Hua Yining, Na Hongbin, Li Zehan, Liu Fenglin, Fang Xiao, Clifton David, Torous John
Department of Epidemiology, Harvard T.H. Chan School of Public Health, Boston, MA, USA.
Department of Psychiatry, Beth Israel Deaconess Medical Center, Boston, MA, USA.
NPJ Digit Med. 2025 Apr 30;8(1):230. doi: 10.1038/s41746-025-01611-4.

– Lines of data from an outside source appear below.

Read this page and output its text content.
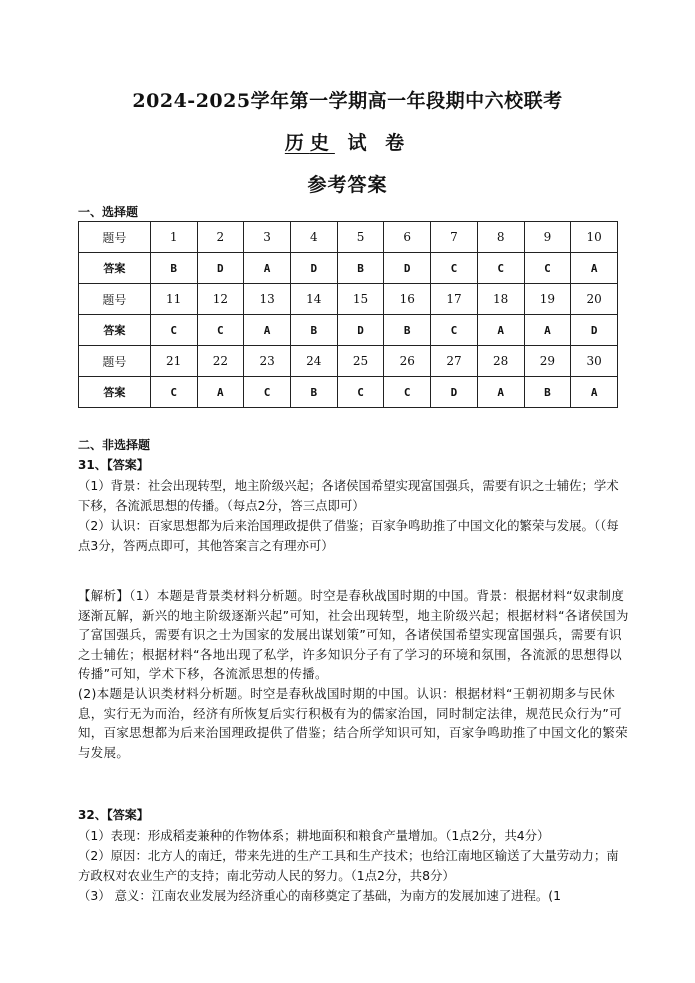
2024-2025学年第一学期高一年段期中六校联考
历史 试 卷
参考答案
一、选择题
题号	1	2	3	4	5	6	7	8	9	10
答案	B	D	A	D	B	D	C	C	C	A
题号	11	12	13	14	15	16	17	18	19	20
答案	C	C	A	B	D	B	C	A	A	D
题号	21	22	23	24	25	26	27	28	29	30
答案	C	A	C	B	C	C	D	A	B	A
二、非选择题
31、【答案】
（1）背景：社会出现转型，地主阶级兴起；各诸侯国希望实现富国强兵，需要有识之士辅佐；学术下移，各流派思想的传播。（每点2分，答三点即可）
（2）认识：百家思想都为后来治国理政提供了借鉴；百家争鸣助推了中国文化的繁荣与发展。（（每点3分，答两点即可，其他答案言之有理亦可）
【解析】（1）本题是背景类材料分析题。时空是春秋战国时期的中国。背景：根据材料“奴隶制度逐渐瓦解，新兴的地主阶级逐渐兴起”可知，社会出现转型，地主阶级兴起；根据材料“各诸侯国为了富国强兵，需要有识之士为国家的发展出谋划策”可知，各诸侯国希望实现富国强兵，需要有识之士辅佐；根据材料“各地出现了私学，许多知识分子有了学习的环境和氛围，各流派的思想得以传播”可知，学术下移，各流派思想的传播。
(2)本题是认识类材料分析题。时空是春秋战国时期的中国。认识：根据材料“王朝初期多与民休息，实行无为而治，经济有所恢复后实行积极有为的儒家治国，同时制定法律，规范民众行为”可知，百家思想都为后来治国理政提供了借鉴；结合所学知识可知，百家争鸣助推了中国文化的繁荣与发展。
32、【答案】
（1）表现：形成稻麦兼种的作物体系；耕地面积和粮食产量增加。（1点2分，共4分）
（2）原因：北方人的南迁，带来先进的生产工具和生产技术；也给江南地区输送了大量劳动力；南方政权对农业生产的支持；南北劳动人民的努力。（1点2分，共8分）
（3） 意义：江南农业发展为经济重心的南移奠定了基础，为南方的发展加速了进程。(1
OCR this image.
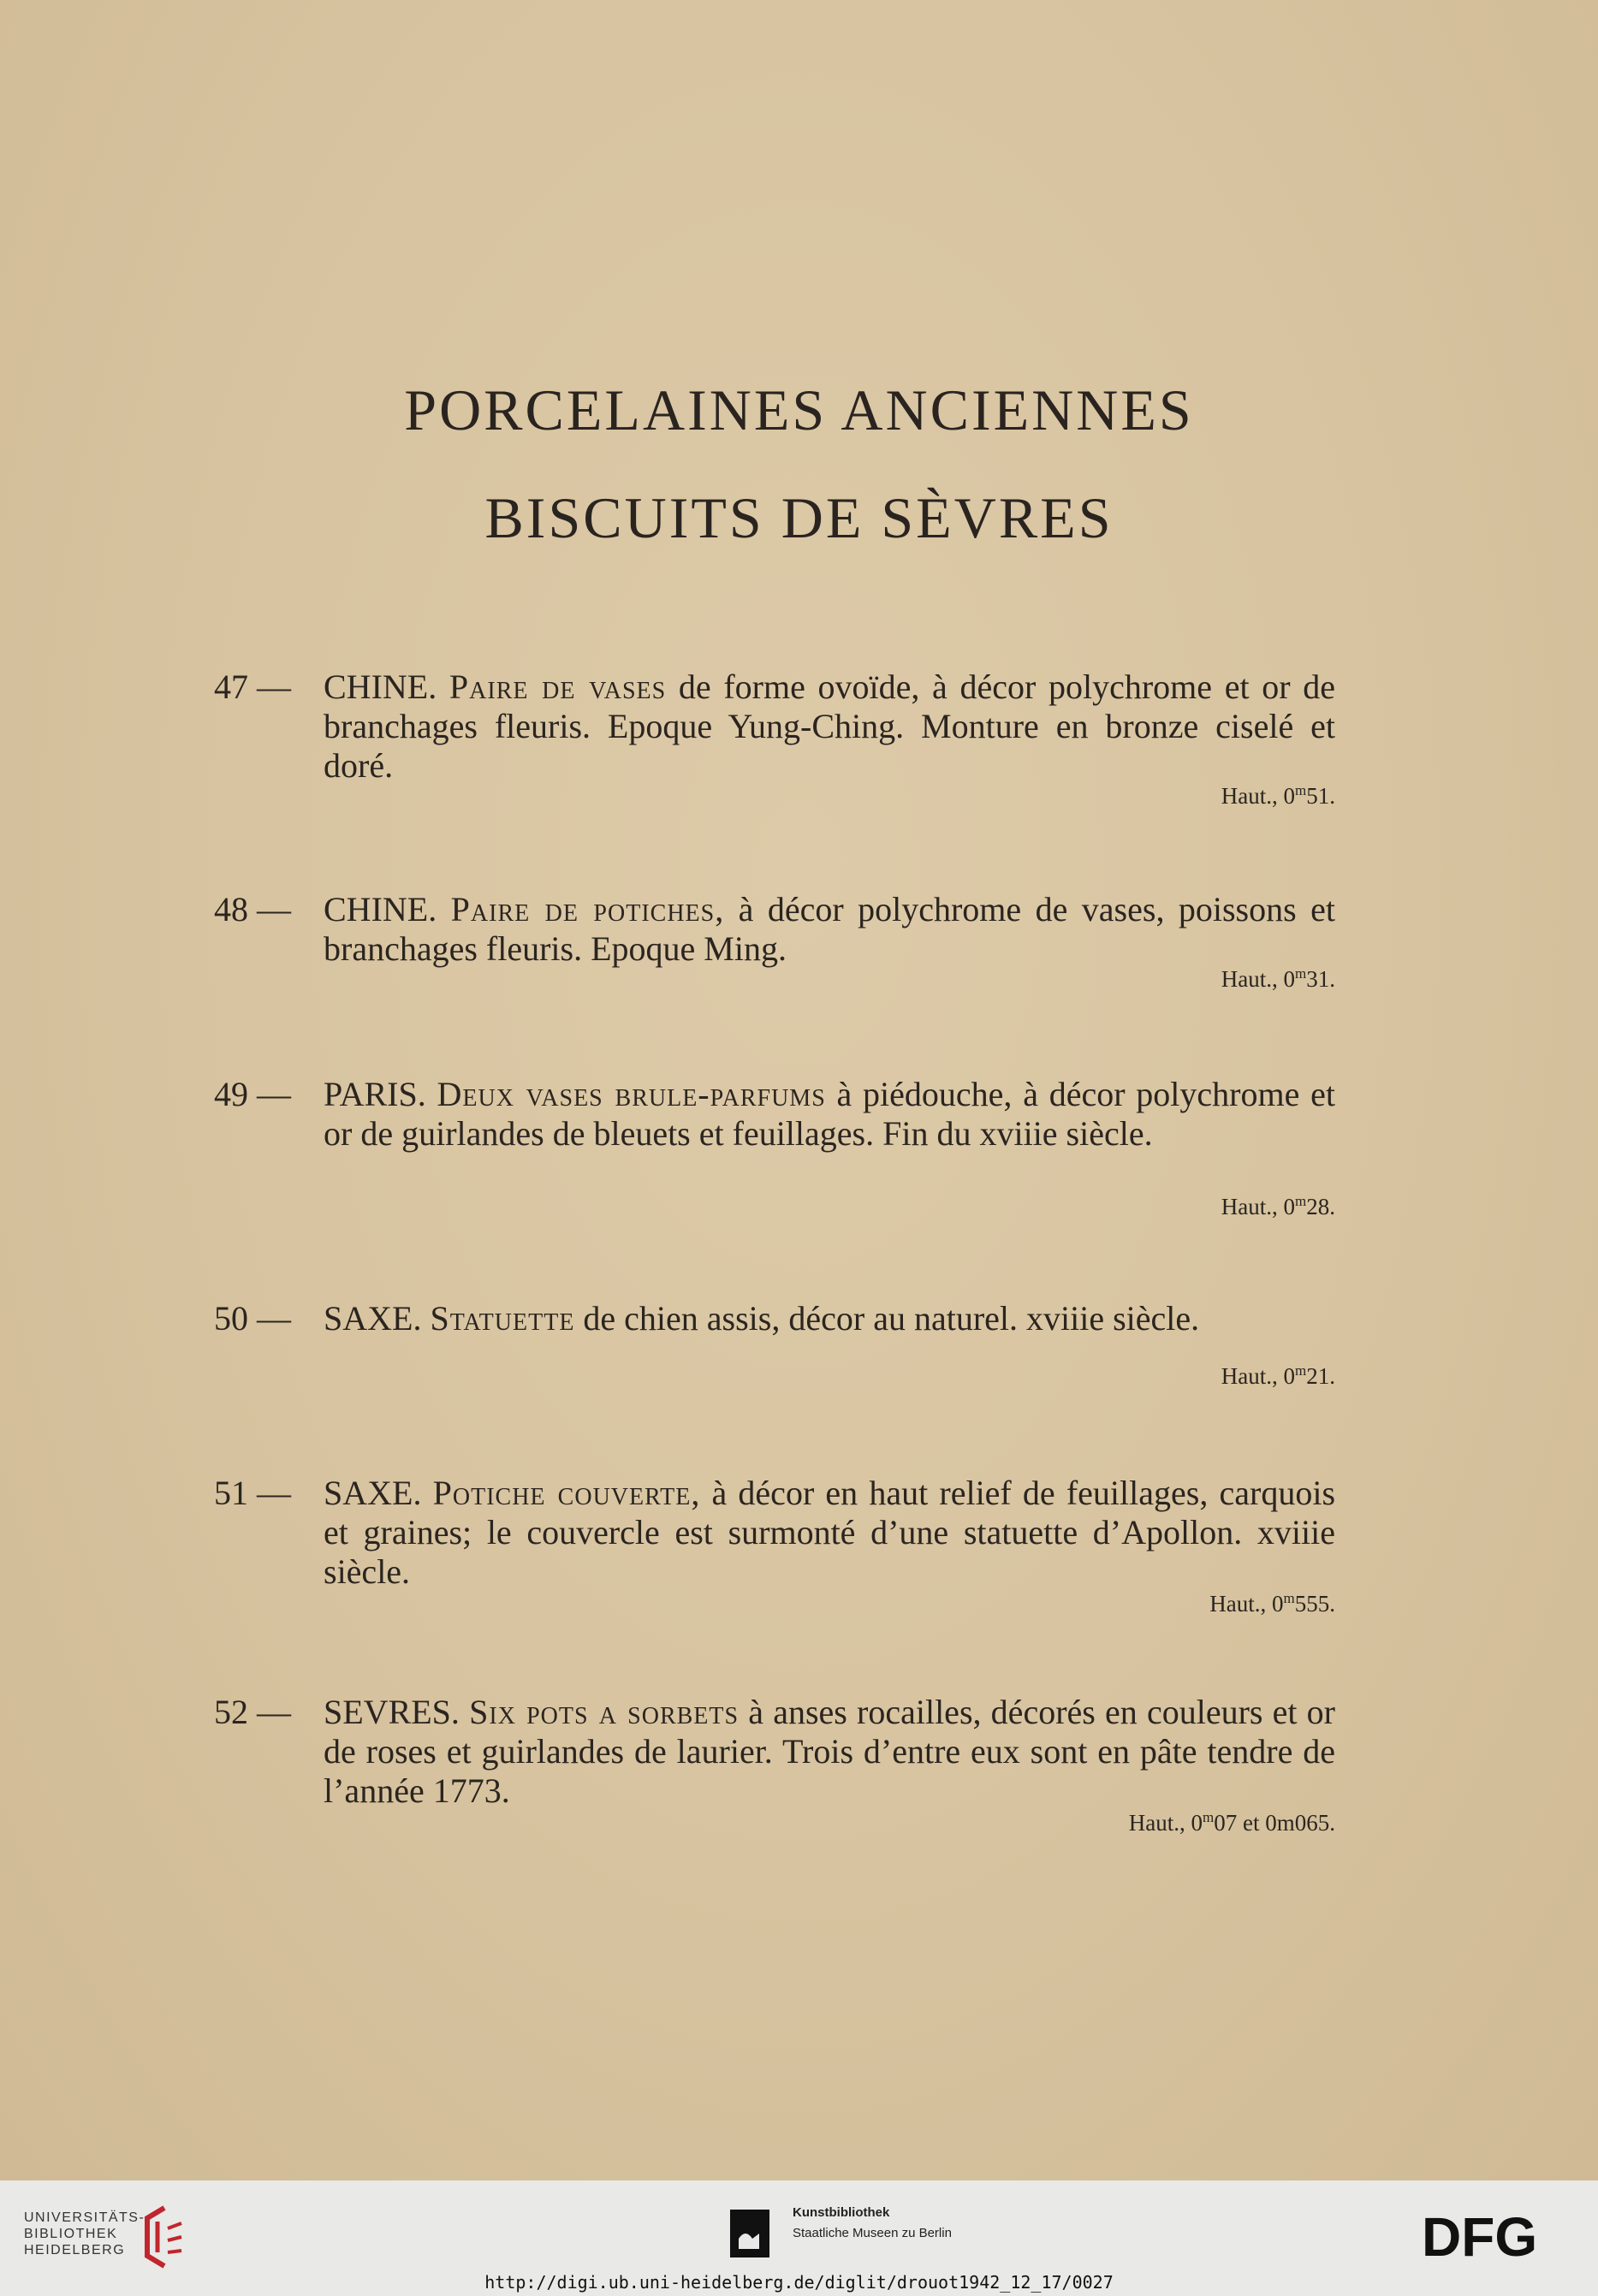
PORCELAINES ANCIENNES
BISCUITS DE SÈVRES
47 — CHINE. Paire de vases de forme ovoïde, à décor polychrome et or de branchages fleuris. Epoque Yung-Ching. Monture en bronze ciselé et doré.
Haut., 0$^m$51.
48 — CHINE. Paire de potiches, à décor polychrome de vases, poissons et branchages fleuris. Epoque Ming.
Haut., 0$^m$31.
49 — PARIS. Deux vases brule-parfums à piédouche, à décor polychrome et or de guirlandes de bleuets et feuillages. Fin du xviiie siècle.
Haut., 0$^m$28.
50 — SAXE. Statuette de chien assis, décor au naturel. xviiie siècle.
Haut., 0$^m$21.
51 — SAXE. Potiche couverte, à décor en haut relief de feuillages, carquois et graines; le couvercle est surmonté d’une statuette d’Apollon. xviiie siècle.
Haut., 0$^m$555.
52 — SEVRES. Six pots a sorbets à anses rocailles, décorés en couleurs et or de roses et guirlandes de laurier. Trois d’entre eux sont en pâte tendre de l’année 1773.
Haut., 0$^m$07 et 0m065.
UNIVERSITÄTS-
BIBLIOTHEK
HEIDELBERG
Kunstbibliothek
Staatliche Museen zu Berlin	DFG
http://digi.ub.uni-heidelberg.de/diglit/drouot1942_12_17/0027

Large language models (LLMs) show promise in mental health care for handling human-like conversations, but their effectiveness remains uncertain. This scoping review synthesizes existing research on LLM applications in mental health care, reviews model performance and clinical effectiveness, identifies gaps in current evaluation methods following a structured evaluation framework, and provides recommendations for future development. A systematic search identified 726 unique articles, of which 16 met the inclusion criteria. These studies, encompassing applications such as clinical assistance, counseling, therapy, and emotional support, show initial promises. However, the evaluation methods were often non-standardized, with most studies relying on ad-hoc scales that limit comparability and robustness. A reliance on prompt-tuning proprietary models, such as OpenAI's GPT series, also raises concerns about transparency and reproducibility. As current evidence does not fully support their use as standalone interventions, more rigorous development and evaluation guidelines are needed for safe, effective clinical integration.
大型语言模型(LLMs)在心理健康护理中展现出进行类人对话的潜力,但其有效性仍不确定。本综述综合了关于LLMs在心理健康护理中应用的现有研究,评估模型性能和临床效果,依据结构化评估框架找出当前评估方法中的差距,并为未来发展提供建议。系统检索共识别出726篇独特文章,其中16篇符合纳入标准。这些研究涵盖临床辅助、咨询、治疗和情感支持等应用,显示出初步成效。然而,评估方法往往不规范,大多数研究依赖临时量表,这限制了可比性和稳健性。对如OpenAI的GPT系列等专有模型的提示调整的依赖,也引发了对透明度和可重复性的担忧。由于目前的证据并不完全支持将其作为独立干预措施使用,因此需要更严格的开发和评估指南,以实现安全、有效的临床整合。